Lemon, nurse, Caribbean reef and tiger sharks meander in and out of the marine protected area around Buck Island Reef National Park, even during a Category 5 hurricane, a scientist told an audience that filled the room at the Guinea Company Warehouse on Wednesday evening.
Grace Casselberry, a marine ecologist and Ph.D. student at the University of Massachusetts, talked about a multiyear study of the apex predators and pointed out the reasons the protected area around Buck Island is so important, but understudied, as a stronghold for the population.
Beginning in 2011, sharks have been tagged with acoustic telemetry receptors and tracked by 134 receivers placed on the sea floor around Buck Island and Long Bank. The team catches the fish and inserts the tag inside a dime-wide cut in its abdomen. Then the sharks are released and swim away normally, Casselberry said. The shark would lose the tag if it were placed outside the body, she added. When the shark passes within 200 meters a ping is sounded.
Since 2013, Casselberry said more than 3 million pings were recorded from 48 tagged sharks. Scientists studied the data to determine how long the sharks stayed in any one area, what the area was used for and what paths they traveled to leave.
Other marine creatures in Virgin Islands waters are also being tracked by acoustic telemetry, including conch, lion fish and barracuda.

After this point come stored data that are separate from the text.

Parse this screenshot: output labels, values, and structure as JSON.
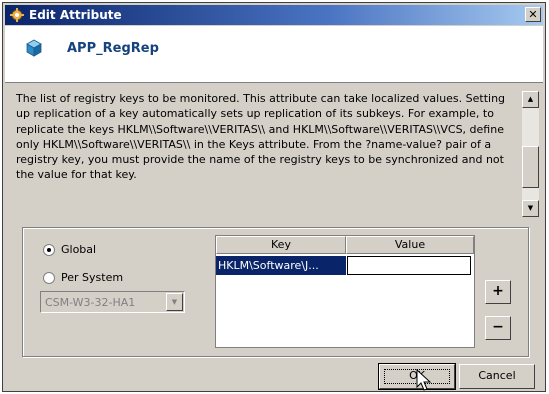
{
  "window": {
    "title": "Edit Attribute",
    "close_glyph": "✕",
    "app_icon": "gear-icon"
  },
  "header": {
    "resource_icon": "cube-icon",
    "resource_name": "APP_RegRep"
  },
  "description": "The list of registry keys to be monitored. This attribute can take localized values. Setting up replication of a key automatically sets up replication of its subkeys. For example, to replicate the keys HKLM\\\\Software\\\\VERITAS\\\\ and HKLM\\\\Software\\\\VERITAS\\\\VCS, define only HKLM\\\\Software\\\\VERITAS\\\\ in the Keys attribute. From the ?name-value? pair of a registry key, you must provide the name of the registry keys to be synchronized and not the value for that key.",
  "scope": {
    "global_label": "Global",
    "per_system_label": "Per System",
    "selected": "Global",
    "system_value": "CSM-W3-32-HA1"
  },
  "table": {
    "columns": [
      "Key",
      "Value"
    ],
    "rows": [
      {
        "key": "HKLM\\Software\\J...",
        "value": ""
      }
    ]
  },
  "side_buttons": {
    "add": "+",
    "remove": "−"
  },
  "buttons": {
    "ok": "OK",
    "cancel": "Cancel"
  },
  "colors": {
    "title_bar": "#0a246a",
    "resource_name": "#16437e",
    "selection": "#0a246a"
  }
}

All shark species studied were found to use the Buck Island area year round. The nurse and reef sharks preferred the sandy bottoms but also spent time in the linear reef of Long Bank. The lemon sharks spent more time in the reef, sea grass and rocky bottom. The small (three foot) lemon sharks explored the area some but the six-foot lemons circled the island.
“All they do is swim around that island every day,” Casselberry said.
Caribbean reef sharks moved more though the area more than the others, research found. As they reached two years of age, they became territorial – not encountering each other often. Casselberry said it may be they were keeping away from each other to avoid conflict or they had just identified their feeding grounds.
Tiger sharks also moved around more than the others and separated themselves by age and size. The juveniles roamed the south side of the island and the 8-10 footers established their home on the north side.
The dozen nurse sharks followed by the scientists changed their movements as they matured. They expanded their territory, swam deeper and hung out on a shelf dropping off to deep water. Two mature female nurse sharks left in July and August, and Casselberry wondered if they traveled to breeding grounds.
“Clearly Buck Island is their home because they come right back and they’re here every day,” she said.
Data has been analyzed to understand what the Buck Island sharks did during Hurricane Maria. None of them strayed far from the area but some went to places they had never been to before, according to Casselberry. All swam deeper to avoid disturbed water. The lemon sharks moved deeper and a little to the north but then returned to their usual haunt. Nurse sharks also went deeper during the worst of the storm and then explored Teague Bay reef afterwards, possibly looking for food. The tigers and reef sharks just went deeper and deeper.
Casselberry announced the sharks will be tracked by satellite in the future due to a grant from National Geographic. The sharks then can be followed wherever they go in the world with tags attached to the dorsal fin sending location signals to satellites.
One reason sharks are endangered, according to Casselberry, is that they only reproduce around 20 pups every other year whereas fish such as snappers can lay 1.5 million eggs a year. Also, their habitat has shrunk due to fishing practices and development of coastal areas. Sharks’ favorite nurseries are shallow areas along the coastlines to protect their young from predators and other dangers.